NATASHA BROWN: „Zusammenkunft“
Sie kam nicht aus Afrika
Natasha Browns Roman „Zusammenkunft“ stellt der britischen Klassengesellschaft eine harte Diagnose. Ihre Protagonistin beobachtet sich und ihr Leben wie aus der Drohnenperspektive. Das hat einen besonderen Reiz.
Unter dem Titel „Assembly“ erschien dieser schmale Roman im vorigen Jahr in London und wurde zum durchschlagenden Erfolg. Er ist das literarische Debüt von Natasha Brown, deren frühere Karriere im Londoner Finanzwesen ungefähr der ihrer Protagonistin entsprochen hat. Dabei kalkuliert Brown sehr genau, wie sie mit Klassismus und Rassismus, Kolonialismus, Diversität und Sexismus ins Mark der britischen Gesellschaft trifft. Die Besprechungen fielen positiv bis hymnisch aus.
Die Ich-Erzählerin ist namenlos. Sie ist eine junge und attraktive schwarze Frau in England, Angehörige der zweiten Generation von Einwanderern. Immer wieder wird sie mit der Vermutung konfrontiert, sie käme „aus Afrika“. Nur am Rand wird klar, dass die Herkunft ihrer Vorfahren Jamaika ist, die ehemalige britische Kolonie. Jamaikas Geschichte war, noch davor, von der Verschleppung afrikanischer Sklaven gezeichnet. Aber in ihren Ursprüngen kann und will sie keinen Teil ihrer Identität ausmachen. Sie hat an einer Eliteuniversität Mathematik studiert und avancierte hoch in der Bankenwelt. Darüber berichtet sie vor Schulklassen, zur Motivation Jugendlicher. Doch auch ihr sozialer Aufstieg, ihre brillante Performance und damit verbunden finanzielle Unabhängigkeit geben ihr keinen Halt. Es ist nur einer der Schläge ins Gesicht, die sie, mehr oder weniger offen, auszuhalten hat; sie müsse doch zugeben, dass ihr nicht nur ihr Geschlecht, sondern ihre schwarze Hautfarbe dabei hilfreich sei.

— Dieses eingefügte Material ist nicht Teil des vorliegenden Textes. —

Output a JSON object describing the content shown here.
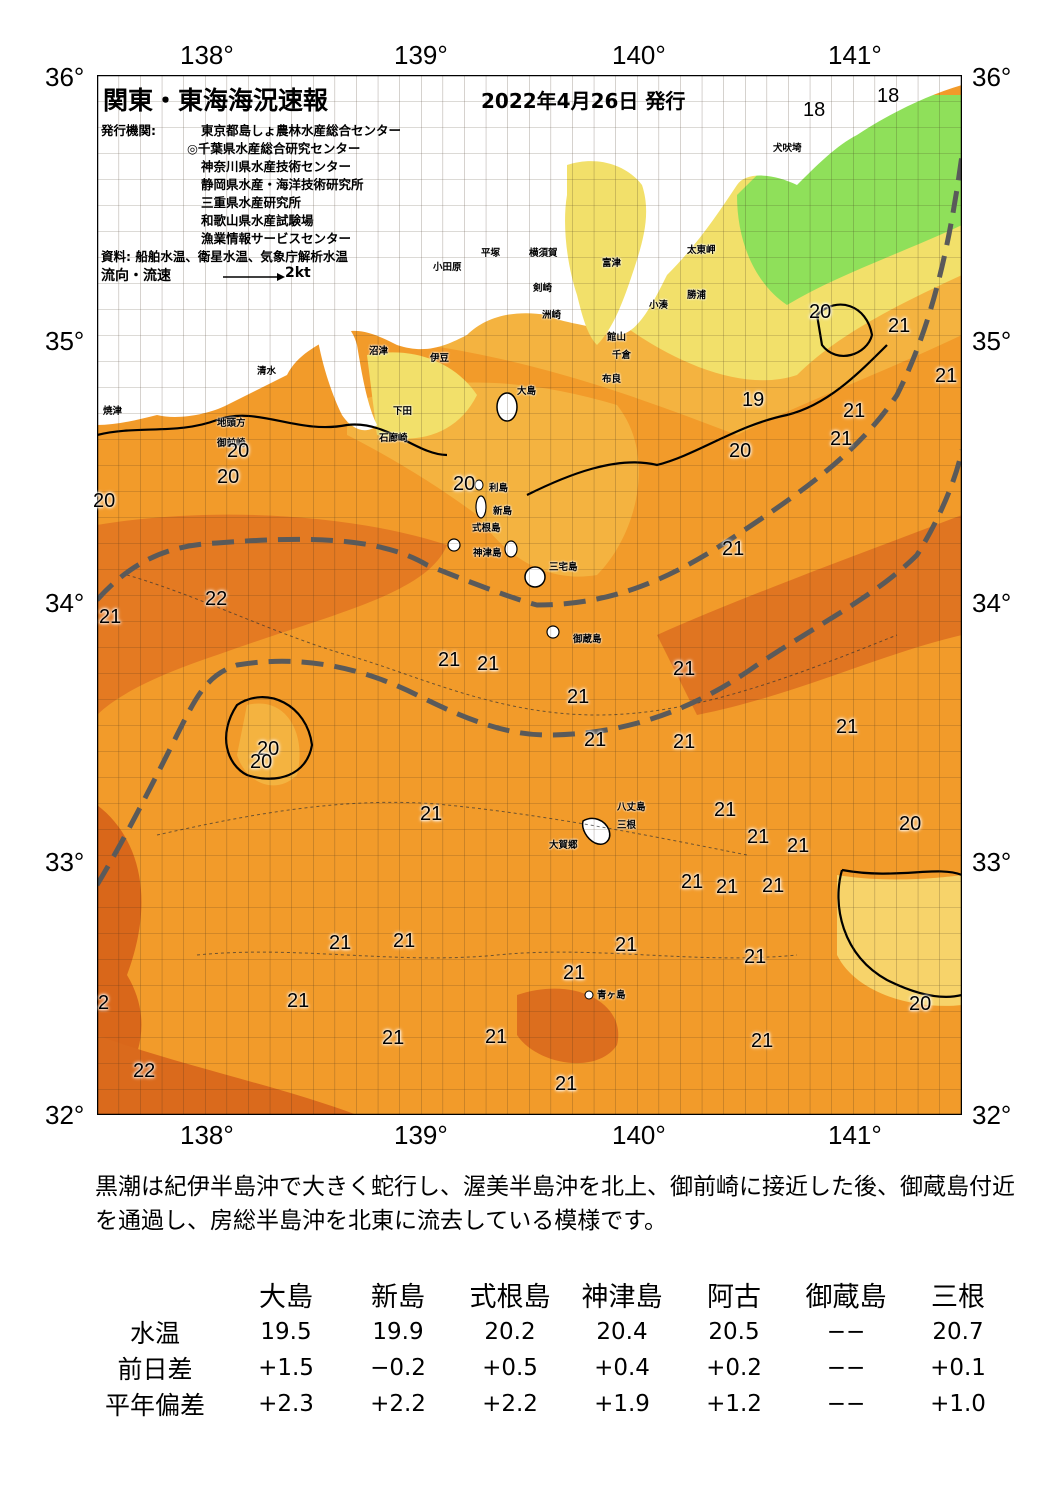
{
  "header": {
    "title": "関東・東海海況速報",
    "date": "2022年4月26日 発行",
    "issuer_label": "発行機関:",
    "issuers": [
      "東京都島しょ農林水産総合センター",
      "◎千葉県水産総合研究センター",
      "神奈川県水産技術センター",
      "静岡県水産・海洋技術研究所",
      "三重県水産研究所",
      "和歌山県水産試験場",
      "漁業情報サービスセンター"
    ],
    "source": "資料: 船舶水温、衛星水温、気象庁解析水温",
    "flow_label": "流向・流速",
    "flow_scale": "2kt"
  },
  "axes": {
    "lon_ticks": [
      "138°",
      "139°",
      "140°",
      "141°"
    ],
    "lat_ticks": [
      "36°",
      "35°",
      "34°",
      "33°",
      "32°"
    ]
  },
  "colors": {
    "sea_warm": "#f29b2a",
    "sea_hot": "#d9671a",
    "sea_mid": "#f4b340",
    "coast_yellow": "#f2e06a",
    "coast_green": "#8fe05a",
    "land": "#ffffff",
    "kuroshio_line": "#5a5a5a"
  },
  "temp_labels": [
    "18",
    "18",
    "20",
    "21",
    "21",
    "19",
    "21",
    "21",
    "20",
    "20",
    "20",
    "20",
    "20",
    "21",
    "22",
    "21",
    "21",
    "21",
    "21",
    "21",
    "21",
    "20",
    "20",
    "21",
    "21",
    "20",
    "21",
    "21",
    "21",
    "21",
    "21",
    "21",
    "21",
    "21",
    "2",
    "21",
    "21",
    "21",
    "21",
    "21",
    "21",
    "21",
    "22",
    "21",
    "20",
    "21"
  ],
  "places": [
    "犬吠埼",
    "太東岬",
    "小田原",
    "平塚",
    "横須賀",
    "剣崎",
    "洲崎",
    "富津",
    "勝浦",
    "小湊",
    "千倉",
    "布良",
    "館山",
    "大島",
    "伊豆",
    "沼津",
    "清水",
    "焼津",
    "御前崎",
    "地頭方",
    "下田",
    "石廊崎",
    "三宅島",
    "利島",
    "新島",
    "式根島",
    "神津島",
    "御蔵島",
    "八丈島",
    "三根",
    "大賀郷",
    "青ヶ島"
  ],
  "summary": "黒潮は紀伊半島沖で大きく蛇行し、渥美半島沖を北上、御前崎に接近した後、御蔵島付近を通過し、房総半島沖を北東に流去している模様です。",
  "stats": {
    "columns": [
      "大島",
      "新島",
      "式根島",
      "神津島",
      "阿古",
      "御蔵島",
      "三根"
    ],
    "rows": [
      {
        "label": "水温",
        "values": [
          "19.5",
          "19.9",
          "20.2",
          "20.4",
          "20.5",
          "−−",
          "20.7"
        ]
      },
      {
        "label": "前日差",
        "values": [
          "+1.5",
          "−0.2",
          "+0.5",
          "+0.4",
          "+0.2",
          "−−",
          "+0.1"
        ]
      },
      {
        "label": "平年偏差",
        "values": [
          "+2.3",
          "+2.2",
          "+2.2",
          "+1.9",
          "+1.2",
          "−−",
          "+1.0"
        ]
      }
    ]
  }
}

Sie ist liiert mit einem jungen wohlhabenden Politikberater, er zählt zur englischen Oberschicht, es wäre eine perfekte Allianz. Unbeschwert kann indessen auch ihr Freund nicht sein; einmal heißt es, dass er morgens seine Citalopram schluckt, ein Mittel gegen Depressionen und Angststörungen. Auf ihm lastet die Tradition, der angeborene Anspruch seiner Familie in paternalistischer Tradition, denn vom souverän auftretenden Vater stammen die Titel und das Erbe. Die Mutter ihres Freunds hatte „eingeheiratet“: „Die Zwiespältigkeit der Mutter war traditioneller. Einmal hat sie mich mit dem peinlichen Spruch ,die aktuelle Herzdame unseres Jüngsten‘ vorgestellt und dabei die Bekannte, die gefragt hatte, wissend angelächelt.“ Sie kommt zu dem Schluss: „Unter der Feindseligkeit der Mutter lag eine Unsicherheit, mit der ich mich fast identifizierte.“ Das geschah, bevor sie jetzt zu einer Party auf dem Landsitz der Eltern geladen ist, die ihren Hochzeitstag feiern.